Scenario thinking to 2030

Global apparel is projected to see moderate 3-4 per cent CAGR, aligning with Grand View Research and Bain. Luxury will stabilize, while resale maintains a strong high-single to low-double-digit growth. India and APAC will outperform developed markets, led by urbanization, rising incomes, and digital retail.

On one side, a faster-scaling circular economy is the key upside.

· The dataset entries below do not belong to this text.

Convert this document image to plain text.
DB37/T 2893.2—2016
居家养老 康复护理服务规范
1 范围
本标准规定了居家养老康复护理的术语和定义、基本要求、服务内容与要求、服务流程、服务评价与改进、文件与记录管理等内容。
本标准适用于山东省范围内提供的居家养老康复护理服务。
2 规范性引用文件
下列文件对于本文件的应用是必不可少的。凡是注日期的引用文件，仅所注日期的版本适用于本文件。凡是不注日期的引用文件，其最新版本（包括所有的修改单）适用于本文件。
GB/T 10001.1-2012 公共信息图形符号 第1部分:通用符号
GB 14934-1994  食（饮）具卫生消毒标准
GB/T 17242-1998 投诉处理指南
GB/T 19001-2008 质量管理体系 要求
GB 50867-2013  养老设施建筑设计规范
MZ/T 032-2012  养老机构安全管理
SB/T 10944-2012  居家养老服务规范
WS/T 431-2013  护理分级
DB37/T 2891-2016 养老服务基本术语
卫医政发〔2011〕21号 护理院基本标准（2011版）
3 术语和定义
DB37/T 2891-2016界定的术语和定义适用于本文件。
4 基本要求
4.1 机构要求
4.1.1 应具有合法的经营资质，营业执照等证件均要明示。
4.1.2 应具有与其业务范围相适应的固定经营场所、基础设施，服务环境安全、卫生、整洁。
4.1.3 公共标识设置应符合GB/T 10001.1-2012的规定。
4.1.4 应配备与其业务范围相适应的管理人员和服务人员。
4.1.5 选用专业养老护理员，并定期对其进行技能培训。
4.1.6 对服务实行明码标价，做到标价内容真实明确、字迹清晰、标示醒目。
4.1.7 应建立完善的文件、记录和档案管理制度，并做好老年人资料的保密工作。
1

Authenticated recommerce (e.g., ThredUp) could achieve double-digit annual growth, spawning high-margin services like repair and authentication. This turns sustainability into a recurring revenue stream. On the downside, a macroeconomic slowdown with prolonged inflation or weak discretionary income could compress non-essential fashion spending. This would lead to deeper promotions, margin erosion, and potential consolidation in the mid-market. Value and resale would be resilient, but premium and luxury brands will need superior storytelling and innovation to maintain share.

The Deloitte’s 2025 survey is not a consumer trend memo it’s a behavioural map of the cohorts who will account for the majority of future consumption and workplace leadership. Their combined anxieties, aspirations and tech habits are accelerating structural shifts already visible in sales data: premiumisation co-exists with prudence; authenticity with reuse; creators with curated experiences. Brands that translate Deloitte’s attitudinal signals into concrete product, pricing and platform changes and measure the ROI will claim the growth that exists in a large but nuanced apparel market.